[swift-evolution] Remove Failable Initializers

Haravikk swift-evolution at haravikk.me
Mon Mar 7 05:43:05 CST 2016

> On 6 Mar 2016, at 09:22, Jean-Daniel Dupas <mailing at xenonium.com> wrote:
> Just my though, but if this is about redundant feature, why limiting the discussion to initializer. Why not remove Optional as a return type, as any method that return a nil optional on failure may as well throw.

Because methods and properties are different; for example, the .indexOf() method on a collection can be called with an element that doesn’t exist within the collection, this isn’t an error as the method doesn’t require you to only request elements that can be found, so forcing that to throw would make no sense.

However every case I’ve seen for failable initialisers seems to be modelling some type of actual error (e.g- invalid data) as opposed to input being valid but the result is nothing, so it still seem to me like it should be using error handling, but I think at this point I’ve said more than enough on the subject.

> On 6 Mar 2016, at 03:01, Brent Royal-Gordon <brent at architechies.com> wrote:
> I suppose it would be possible for the compiler to duplicate the function and provide a second implementation for `try?` to use which signals pass/fail in one bit without any details. In private APIs (or internal APIs with testability disabled), it might even be able to optimize away the unused variant. But this is going to make the app bigger and its cache performance worse.

A duplicate shouldn’t be necessary; functions/initialisers that can throw just need to be called with a flag indicating whether they should capture or ignore errors as appropriate for try vs try? and try!. Any statement that is identified as being specific to a throw is then wrapped in a conditional based on this flag so it can be skipped if errors are ignored. The throw itself will then either return the error (if it was generated) otherwise it simply indicates that an error occurred and nothing more. The compiler should already be grouping throw-specific statements together where possible, so that they aren’t visited during a non-error path so this shouldn’t add many of these conditional checks at all (in most cases there should only be one, and it will only be tested in the throw branch).

> All languages have redundant features. `+` is redundant—we have `appendContentsOf` and `addWithOverflow` (this one even provides additional error information!) and all sorts of other things which make `+` unnecessary. And yet we provide it because it would be cumbersome to require those heavyweight mechanisms everywhere.

In the case of addWithOverflow that’s not redundant in the same way as its a matter of safety; + implicitly guards against overflow, while addWithOverflow() and &+ explicitly allow it. Regarding operators vs the methods they actually call, that’s sugar; the operator is just a shorter way to do the same thing, i.e- the operator is just a prettier way to write what is exactly the same code.

With the failable initialisers you’re using a distinctly separate feature to achieve the same end result that error handling is capable of, which is where I feel that the overlap produces redundancy.

> As I said, this does not guarantee better error handling if you're just throwing generic `InvalidParameterError`s. And if you *are* taking the time to precisely model all errors, that time may be better spent elsewhere.

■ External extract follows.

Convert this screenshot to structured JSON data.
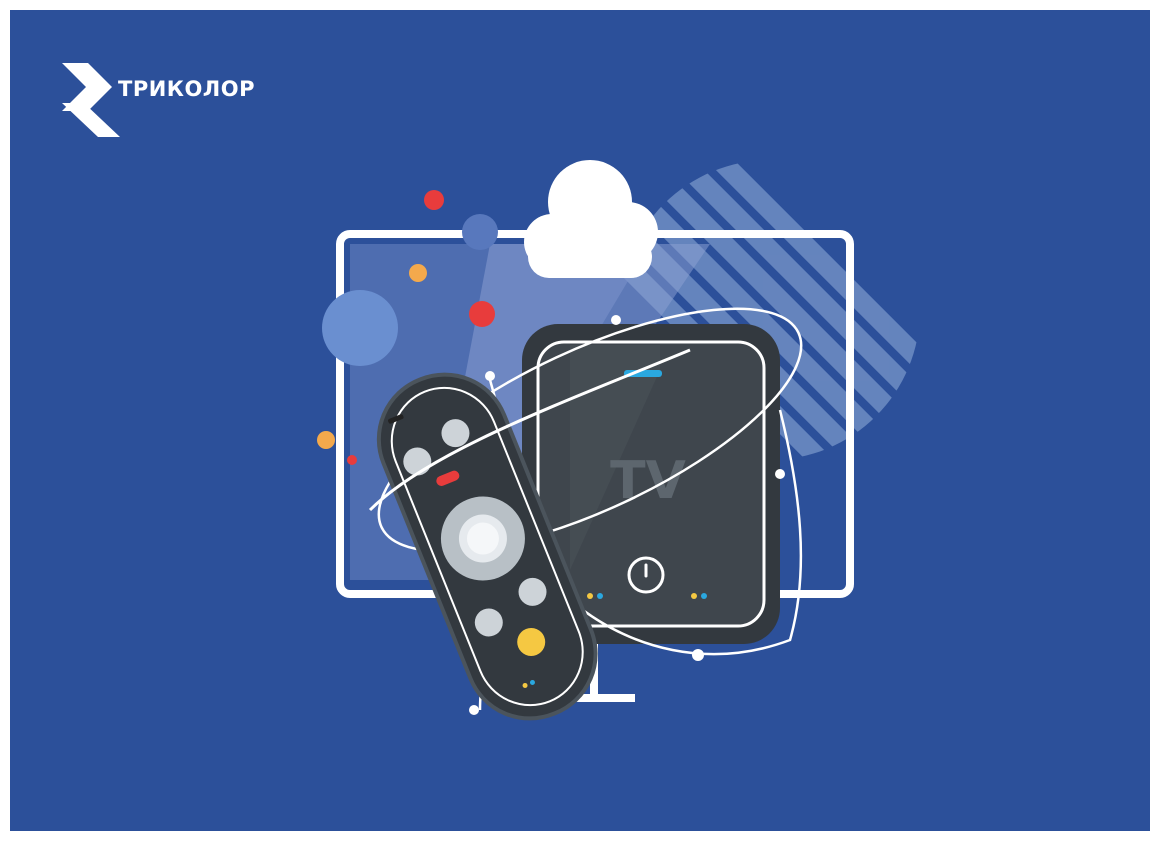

That’s more an issue of developer laziness more than anything, but at least it’s still communicating that that’s exactly what the error is. If the standard library includes a good set of default errors then that should cover most use-cases; anything that isn’t covered by a standard error meanwhile absolutely should be given a new error type IMO.

> As an aside, I hope you realize that adding a human-readable string is *not helpful*. Without a machine-readable representation, the error cannot be expressed in domain-specific terms ("The ID number included an 'o'; did you mean '0'?") or even easily localized.

I’m not sure what you mean by this exactly; if you mean that an error should include extra data that can be extracted from the error instance itself then that depends on the error. If you’re capturing an invalid parameter error then it will be for debugging purposes I think, so the message is for the developer to inform them of which parameter failed (rather than having to have a different error for each parameter) and possibly some info on why, i.e- I’m not talking about text that would be spit out to a user or logged directly (except perhaps as a debug statement), or that you would expect to capture and process extensively. In this case even a simple string should be plenty helpful compared to nothing.